Weak snow layers- an overview
Saturday, 1 March 2014 | Evan
I've written in another blog about the factors that are required for a slab avalanche to occur. It's important to understand these, as they occur for a large majority of avalanches involving people. To summarise, for a slab avalanche to run we need a cohesive slab of snow on top of a weak layer, sitting on a slope of sufficient steepness (the trap), and we need a trigger to set the trap off- which is often, dear skier or boarder, us.
This blog focuses on the weak layer part of the equation and I'll give an overview of the main types of weak layer that we have to worry about. First of all though, what is the role of the weak layer in causing an avalanche? Probably the best way to answer this is to think of the analogy of a packing box sitting on a table. Imagine tilting the table until the box slips off. Now think about doing the same thing with a layer of marbles under the box- it'll slide off much more easily right? In this analogy the box is the slab and the marbles are the weak layer, acting to reduce the the frictional force stopping the box from sliding.
According to data from north America and Switzerland, the vast majority of weak layers causing accidents involving humans are of 3 main types i) depth hoar (deep facets), ii) near surface facets, iii) surface hoar.

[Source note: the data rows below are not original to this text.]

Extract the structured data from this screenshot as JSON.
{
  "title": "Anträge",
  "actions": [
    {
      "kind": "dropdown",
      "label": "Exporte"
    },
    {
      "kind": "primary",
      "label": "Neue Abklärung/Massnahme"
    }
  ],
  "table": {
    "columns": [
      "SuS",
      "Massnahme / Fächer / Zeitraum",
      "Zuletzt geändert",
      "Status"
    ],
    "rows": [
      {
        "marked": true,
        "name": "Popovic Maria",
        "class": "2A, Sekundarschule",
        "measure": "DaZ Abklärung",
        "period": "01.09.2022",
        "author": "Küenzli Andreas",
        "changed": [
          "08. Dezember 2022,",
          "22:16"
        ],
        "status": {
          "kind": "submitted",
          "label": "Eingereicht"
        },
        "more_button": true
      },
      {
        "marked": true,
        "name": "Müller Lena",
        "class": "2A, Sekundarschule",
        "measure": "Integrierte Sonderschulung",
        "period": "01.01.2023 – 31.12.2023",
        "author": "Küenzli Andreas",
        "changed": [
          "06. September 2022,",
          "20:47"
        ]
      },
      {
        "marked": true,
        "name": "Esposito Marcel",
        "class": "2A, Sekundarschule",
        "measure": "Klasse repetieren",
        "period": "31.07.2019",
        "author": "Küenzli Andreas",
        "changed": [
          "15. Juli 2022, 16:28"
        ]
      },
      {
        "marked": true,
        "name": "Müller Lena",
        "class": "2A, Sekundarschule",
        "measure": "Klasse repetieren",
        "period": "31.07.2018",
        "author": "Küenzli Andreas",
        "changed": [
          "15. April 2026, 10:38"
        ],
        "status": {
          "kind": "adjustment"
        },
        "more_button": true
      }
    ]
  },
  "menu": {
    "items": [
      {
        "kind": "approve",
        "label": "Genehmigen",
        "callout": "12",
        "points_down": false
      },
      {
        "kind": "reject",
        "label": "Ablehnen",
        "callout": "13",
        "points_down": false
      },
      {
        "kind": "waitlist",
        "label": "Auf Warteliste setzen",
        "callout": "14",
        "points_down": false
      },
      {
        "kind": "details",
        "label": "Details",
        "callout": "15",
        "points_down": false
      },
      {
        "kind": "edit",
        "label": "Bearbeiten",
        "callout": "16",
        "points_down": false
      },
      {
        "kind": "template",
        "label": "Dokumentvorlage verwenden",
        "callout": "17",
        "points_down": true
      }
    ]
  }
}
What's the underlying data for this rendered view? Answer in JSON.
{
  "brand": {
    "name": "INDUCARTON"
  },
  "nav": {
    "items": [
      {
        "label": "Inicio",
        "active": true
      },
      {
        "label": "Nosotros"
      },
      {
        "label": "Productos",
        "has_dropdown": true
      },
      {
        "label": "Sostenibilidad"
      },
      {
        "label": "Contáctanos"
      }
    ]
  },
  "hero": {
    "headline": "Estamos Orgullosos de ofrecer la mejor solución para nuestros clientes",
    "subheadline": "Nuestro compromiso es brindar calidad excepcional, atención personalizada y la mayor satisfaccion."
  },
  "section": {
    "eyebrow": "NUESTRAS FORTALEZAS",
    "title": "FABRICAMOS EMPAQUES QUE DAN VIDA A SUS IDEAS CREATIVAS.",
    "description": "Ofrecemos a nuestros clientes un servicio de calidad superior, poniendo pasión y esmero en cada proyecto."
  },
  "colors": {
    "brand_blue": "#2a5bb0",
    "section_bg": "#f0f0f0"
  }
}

Facets are caused by large temperature gradients in the snow, which cause cohesive, rounded snow grains to become much more angular and non-cohesive. In depth hoar, the high temperature gradient is caused by cold snow being close to the relatively warmer ground. It tends to occur in thinner snow packs (as they have larger temperature gradients) when the weather is very cold, and it can be very persistant once formed and also quite patchy- a trap ready to spring on the unwary. Because it is found in thinner snowpacks, it is often associated with early season, although depending on climate and aspect it can form throughout the season.
Near surface facets are also formed by large temperature gradients, but in this case the gradient is caused by heating effects near the surface of the snow. As most of the action here occurs at the surface, snowpack depth is less important in determining where it forms, but like depth hoar it can persist months after formation. Once covered by fresh layers, the trap is ready.
Surface hoar is formed by a different mechanism- essentially it's frost, feathery crystals that form on the snow when humid air meets the very cold snowpack surface. It often forms at lower altitudes, during temperature inversions, when cold humid air pools in the valley. It can be patchy and form a very thin, persistant weak layer. Again, as new layers form on the surface, the trap is set.
So to summarise, the three main types of weak layer can very persistent and due to their patchy nature difficult to detect. This highlights the usefulness of knowledge of the evolution of the snowpack over the season, an advantage of hiring a guide for the recreational off-piste skier who might be in the mountains for only a week or two per season. When you hire a mountain guide you're buying not only general mountain knowledge, but also specific knowledge of the evolution of the snowpack over the season, as "last month's surface is today's buried layer".
I hope you find this blog useful. The usual caveats and disclaimers apply- basically you need to take responsibility for yourself in the mountains and reading a blog is no substitute for attending a good quality avalanche education course. But you know that, right?